JERUSALEM (Dec. 11)
election choices In an annual custom during the Islamic holy month of Ramadan, the king of Jordan invited a delegation of Israeli Arab leaders to take part in a late-night meal this week to break the daily fast.
As in 1996 and 1999, the talk this year revolved around the Israeli elections.
Details were not revealed, but it seemed unlikely that King Abdullah would follow in the footsteps of his late father, King Hussein, and urge Israeli Arabs to support the Labor Party’s candidate.
Judging by the present mood in the Arab world, Prime Minister Ehud Barak will have to work overtime to win the endorsement of any Arab leader, including the relatively friendly Abdullah.
Three of Jordan’s leading dailies carried a front-page headline this week that read: “The Intifada Defeated General Barak,” a reference to the more than 10- week-old Palestinian uprising in the West Bank and Gaza Strip.
“It is not that we prefer” former Prime Minister Benjamin Netanyahu, who announced this week that he would seek to run against Barak, a senior Egyptian political scientist and journalist told JTA in a telephone interview from Cairo.
“But you Israelis must understand: There is a lot of frustration here regarding the behavior of Barak.”
The journalist, who preferred to remain anonymous, said that in the eyes of the Arab world, Barak, like Netanyahu before him, has demonstrated “that he is unfit to rule.”
When asked why, he said Barak “does not really understand the Middle East and does not know how to treat the Arabs.”
It is one thing for Barak to lose popularity in Amman and Cairo. It is another thing to do so among Israel’s Arab voters.
Late last month, when the Knesset gave initial approval to a bill for new elections, Barak rushed to the Israeli Arab town of Tira for a campaign-style dinner, much to the surprise of the local leaders.

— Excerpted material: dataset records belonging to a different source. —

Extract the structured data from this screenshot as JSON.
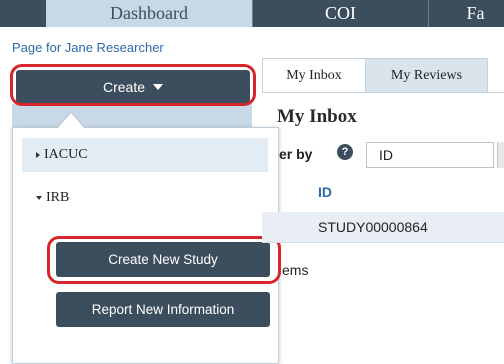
{
  "topnav": {
    "tabs": [
      {
        "label": "Dashboard"
      },
      {
        "label": "COI"
      },
      {
        "label": "Fa"
      }
    ]
  },
  "page_for": "Page for Jane Researcher",
  "create_menu": {
    "button_label": "Create",
    "items": [
      {
        "label": "IACUC",
        "expanded": false
      },
      {
        "label": "IRB",
        "expanded": true
      }
    ],
    "actions": {
      "create_new_study": "Create New Study",
      "report_new_information": "Report New Information"
    }
  },
  "inbox": {
    "tabs": [
      {
        "label": "My Inbox"
      },
      {
        "label": "My Reviews"
      }
    ],
    "title": "My Inbox",
    "filter_label": "er by",
    "filter_value": "ID",
    "column_header": "ID",
    "rows": [
      {
        "id": "STUDY00000864"
      }
    ],
    "items_text": "ems"
  },
  "colors": {
    "nav_dark": "#3c4e5d",
    "nav_light": "#c7d8e6",
    "highlight_ring": "#d6262b",
    "link": "#2d6aa8"
  }
}
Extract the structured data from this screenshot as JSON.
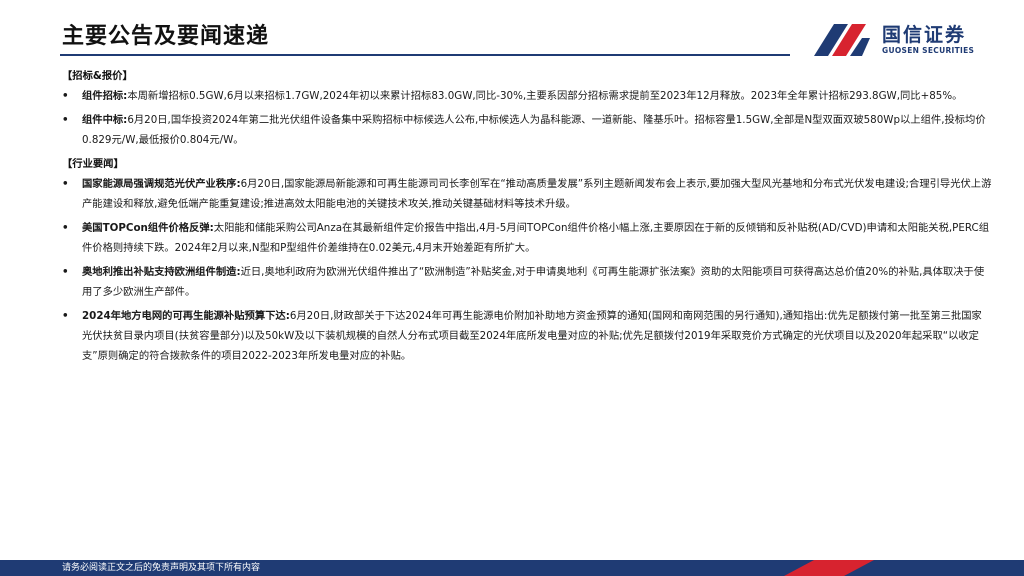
{
  "header": {
    "title": "主要公告及要闻速递",
    "logo_cn": "国信证券",
    "logo_en": "GUOSEN SECURITIES",
    "brand_color": "#1f3b74",
    "accent_color": "#d7232f"
  },
  "sections": [
    {
      "heading": "【招标&报价】",
      "items": [
        {
          "title": "组件招标:",
          "body": "本周新增招标0.5GW,6月以来招标1.7GW,2024年初以来累计招标83.0GW,同比-30%,主要系因部分招标需求提前至2023年12月释放。2023年全年累计招标293.8GW,同比+85%。"
        },
        {
          "title": "组件中标:",
          "body": "6月20日,国华投资2024年第二批光伏组件设备集中采购招标中标候选人公布,中标候选人为晶科能源、一道新能、隆基乐叶。招标容量1.5GW,全部是N型双面双玻580Wp以上组件,投标均价0.829元/W,最低报价0.804元/W。"
        }
      ]
    },
    {
      "heading": "【行业要闻】",
      "items": [
        {
          "title": "国家能源局强调规范光伏产业秩序:",
          "body": "6月20日,国家能源局新能源和可再生能源司司长李创军在“推动高质量发展”系列主题新闻发布会上表示,要加强大型风光基地和分布式光伏发电建设;合理引导光伏上游产能建设和释放,避免低端产能重复建设;推进高效太阳能电池的关键技术攻关,推动关键基础材料等技术升级。"
        },
        {
          "title": "美国TOPCon组件价格反弹:",
          "body": "太阳能和储能采购公司Anza在其最新组件定价报告中指出,4月-5月间TOPCon组件价格小幅上涨,主要原因在于新的反倾销和反补贴税(AD/CVD)申请和太阳能关税,PERC组件价格则持续下跌。2024年2月以来,N型和P型组件价差维持在0.02美元,4月末开始差距有所扩大。"
        },
        {
          "title": "奥地利推出补贴支持欧洲组件制造:",
          "body": "近日,奥地利政府为欧洲光伏组件推出了“欧洲制造”补贴奖金,对于申请奥地利《可再生能源扩张法案》资助的太阳能项目可获得高达总价值20%的补贴,具体取决于使用了多少欧洲生产部件。"
        },
        {
          "title": "2024年地方电网的可再生能源补贴预算下达:",
          "body": "6月20日,财政部关于下达2024年可再生能源电价附加补助地方资金预算的通知(国网和南网范围的另行通知),通知指出:优先足额拨付第一批至第三批国家光伏扶贫目录内项目(扶贫容量部分)以及50kW及以下装机规模的自然人分布式项目截至2024年底所发电量对应的补贴;优先足额拨付2019年采取竞价方式确定的光伏项目以及2020年起采取“以收定支”原则确定的符合拨款条件的项目2022-2023年所发电量对应的补贴。"
        }
      ]
    }
  ],
  "bullet": "•",
  "footer": {
    "disclaimer": "请务必阅读正文之后的免责声明及其项下所有内容"
  }
}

Although 95 percent of Israel’s Arab voters chose Barak in the May 1999 elections, Barak has not visited an Israeli Arab village or city since.
Polls last week showed that only 11 percent of Israeli Arabs say they would vote to re-elect Barak — the same rate of support the community would give Netanyahu.

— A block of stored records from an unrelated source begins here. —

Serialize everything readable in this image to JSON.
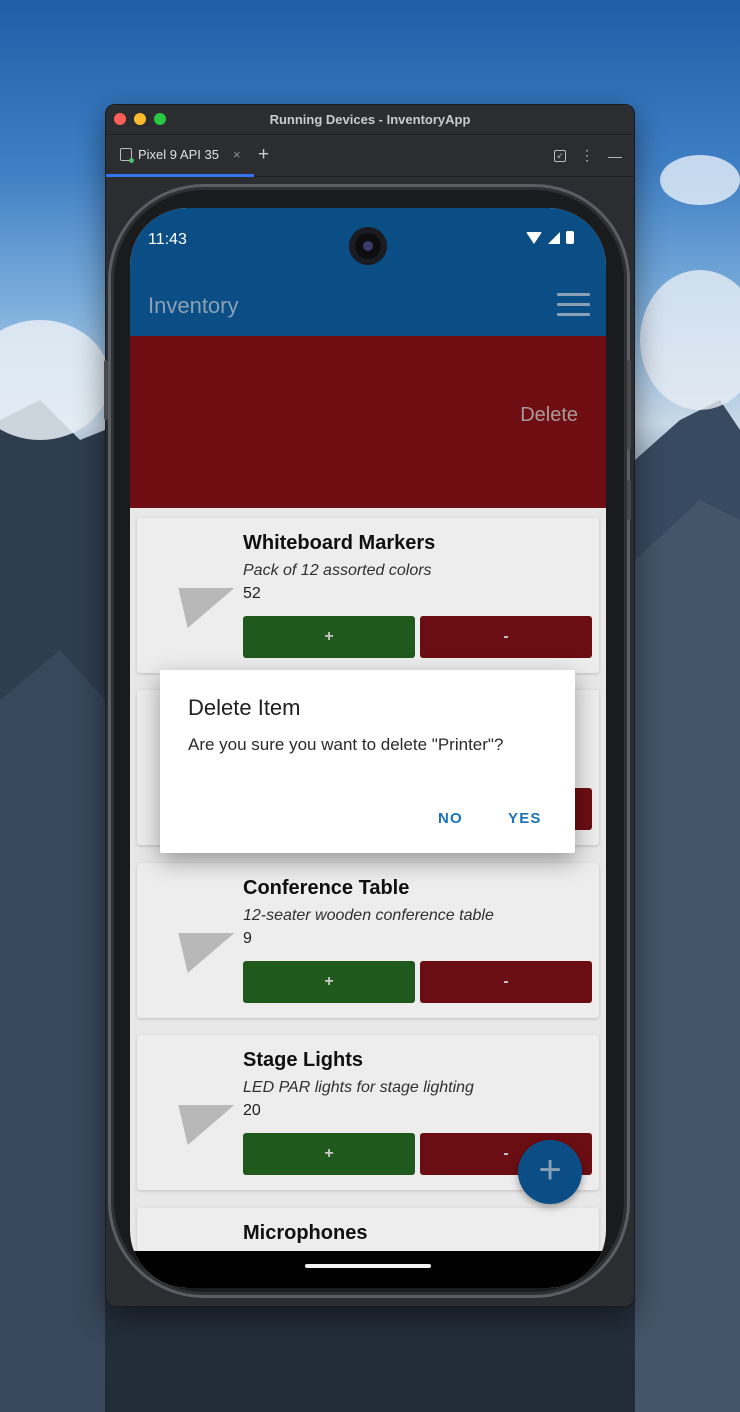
{
  "window": {
    "title": "Running Devices - InventoryApp",
    "tab_label": "Pixel 9 API 35",
    "tab_close": "×",
    "tab_add": "+"
  },
  "status_bar": {
    "time": "11:43"
  },
  "app_bar": {
    "title": "Inventory"
  },
  "swipe_action": {
    "label": "Delete"
  },
  "items": [
    {
      "title": "Whiteboard Markers",
      "description": "Pack of 12 assorted colors",
      "quantity": "52",
      "plus": "+",
      "minus": "-"
    },
    {
      "title": "",
      "description": "",
      "quantity": "",
      "plus": "+",
      "minus": "-"
    },
    {
      "title": "Conference Table",
      "description": "12-seater wooden conference table",
      "quantity": "9",
      "plus": "+",
      "minus": "-"
    },
    {
      "title": "Stage Lights",
      "description": "LED PAR lights for stage lighting",
      "quantity": "20",
      "plus": "+",
      "minus": "-"
    },
    {
      "title": "Microphones",
      "description": "",
      "quantity": "",
      "plus": "+",
      "minus": "-"
    }
  ],
  "fab": {
    "label": "+"
  },
  "dialog": {
    "title": "Delete Item",
    "message": "Are you sure you want to delete \"Printer\"?",
    "no_label": "NO",
    "yes_label": "YES"
  }
}
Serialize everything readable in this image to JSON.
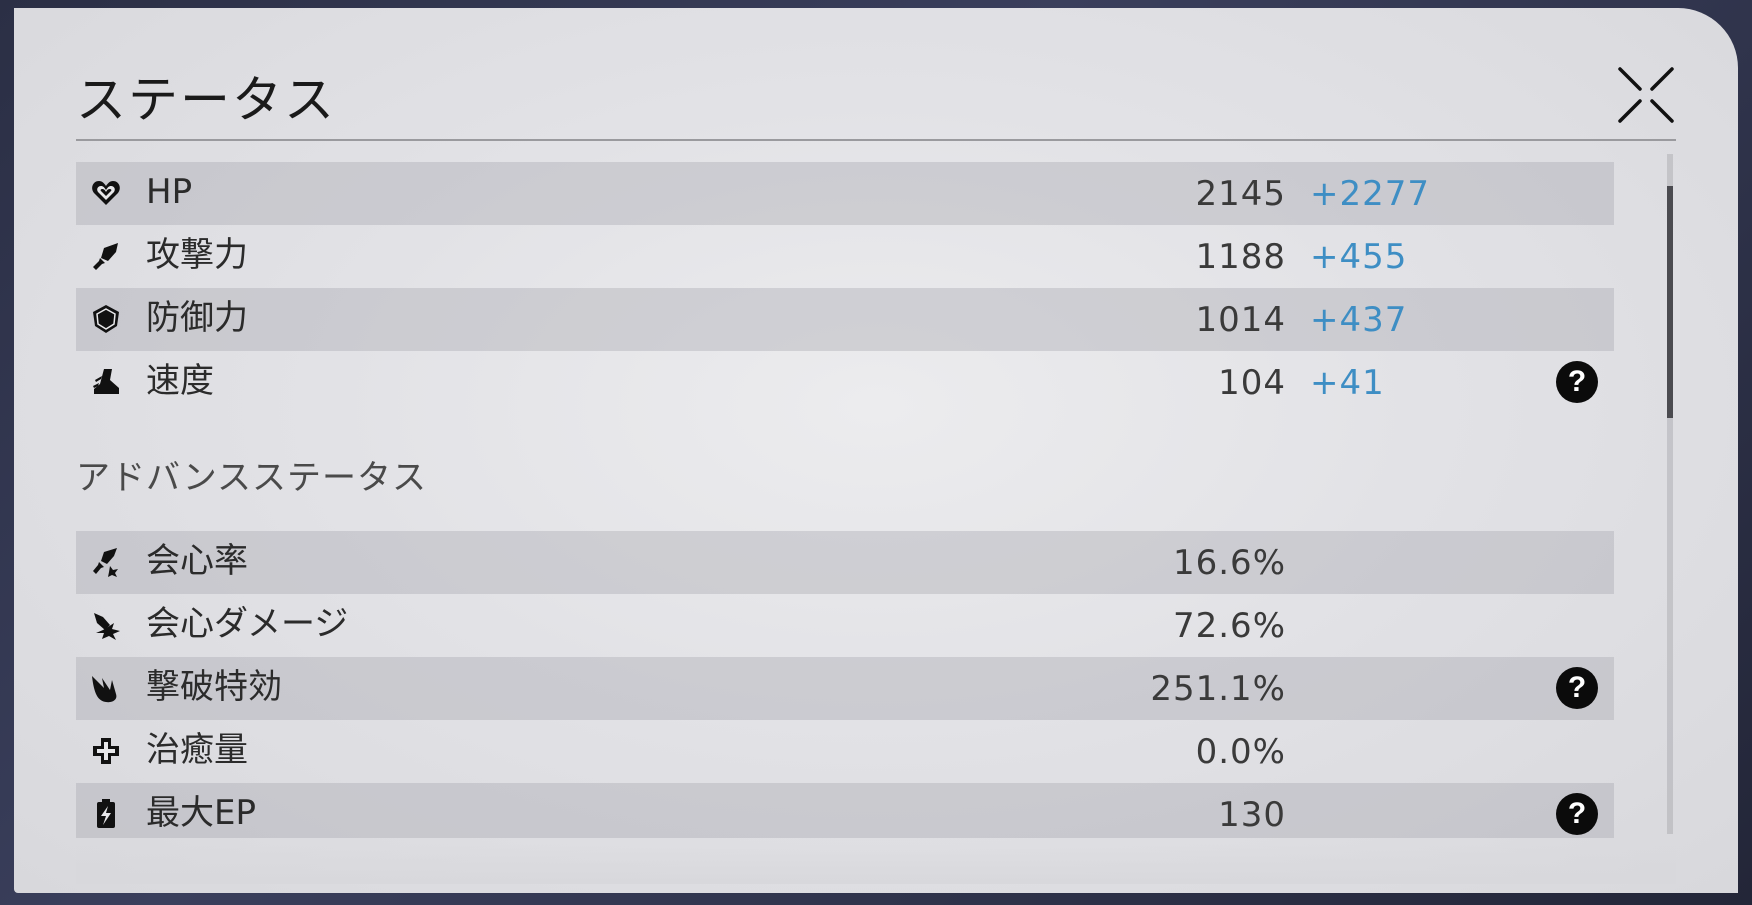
{
  "title": "ステータス",
  "close_icon": "close-x-icon",
  "advanced_title": "アドバンスステータス",
  "basic_stats": [
    {
      "icon": "heart-icon",
      "label": "HP",
      "base": "2145",
      "bonus": "+2277"
    },
    {
      "icon": "sword-icon",
      "label": "攻撃力",
      "base": "1188",
      "bonus": "+455"
    },
    {
      "icon": "shield-icon",
      "label": "防御力",
      "base": "1014",
      "bonus": "+437"
    },
    {
      "icon": "boot-icon",
      "label": "速度",
      "base": "104",
      "bonus": "+41",
      "help": "?"
    }
  ],
  "advanced_stats": [
    {
      "icon": "crit-rate-icon",
      "label": "会心率",
      "base": "16.6%"
    },
    {
      "icon": "crit-damage-icon",
      "label": "会心ダメージ",
      "base": "72.6%"
    },
    {
      "icon": "break-effect-icon",
      "label": "撃破特効",
      "base": "251.1%",
      "help": "?"
    },
    {
      "icon": "healing-cross-icon",
      "label": "治癒量",
      "base": "0.0%"
    },
    {
      "icon": "battery-icon",
      "label": "最大EP",
      "base": "130",
      "help": "?"
    }
  ],
  "colors": {
    "bonus": "#3e8ec4",
    "help_bg": "#0b0b0b",
    "panel": "#e2e2e6"
  }
}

Last week, an Israeli Arab legislator, Ahmed Tibi, announced that he, too, would run for prime minister. Tibi, a former adviser to Palestinian Authority President Yasser Arafat, was among the delegation that visited Amman this week.
If Israeli Arabs vote for Tibi, who is not considered to have a realistic chance of winning, they ultimately will be helping the right-wing candidate – – be it Netanyahu or Likud Party chairman Ariel Sharon — by taking votes away from the Labor Party candidate, who ordinarily would receive Arab votes.
This consequence did not bother Tibi.
“For once, don’t burden us with the responsibility of who will become the next prime minister of Israel,” he said.
“We want to create another option for all those who are not willing and cannot vote for Netanyahu, Sharon and Barak,” Tibi told a news conference in Amman.
He and other Israeli Arab politicians have a certain logic behind their strategies.
A vote for an Israeli Arab candidate conceivably could prevent either of the two main candidates from gaining an absolute majority in the election, forcing a second-round runoff.
In such a case, the Israeli Arab community could demand specific commitments from one of the candidates in exchange for its support.
In the 1999 elections, Israeli Arab legislator Azmi Beshara withdrew his candidacy for the premiership at the 11th hour, and his supporters voted for Barak. Many Arab citizens feel that Barak did not deliver enough in return.
How can Barak get more of the Arab vote?
“Only a settlement with the Palestinians,” said Riad Ali, an Israeli Arab journalist. “Only if the Arabs are absolutely convinced that this time Barak will deliver the goods.”
Not that it’s all up to Barak, of course — much will depend on Arafat.
Arafat, who convened his Cabinet this week for an emergency meeting in Gaza, said that the early elections in Israel may delay the peace process.
“Barak is known for his way of not implementing agreements and wasting precious time,” Arafat said. “The truth is that we do not believe in his ability to make acceptable compromises.”
If Arafat strikes a deal with Barak before the elections, he will signal to the Israeli Arab community to vote for the Labor Party leader.
Officially, Arafat has declared that the elections are an internal Israeli matter. But just as previous elections were affected by Palestinian terrorist attacks, Arafat is aware that the ongoing Palestinian uprising will have a direct effect on the elections.
“If the intifada calms down, this will be an indication that Arafat understands that he has gone too far,” journalist Ali said. “If the intifada continues at the same pace, that means that Arafat has given up on Barak and would rather have the Likud in power.”
What interest does Arafat have in supporting the right?
“It seems that the old cliche that the left is best at waging war and only the right can make peace still holds water,” Ali said.
Despite the strategies the Israeli Arab community is considering, predicting the election’s outcome is a tricky business, since one terror attack could change the entire electoral scene.
Palestinian militants are not Israeli citizens, but they may yet have the final word on Israel’s next election.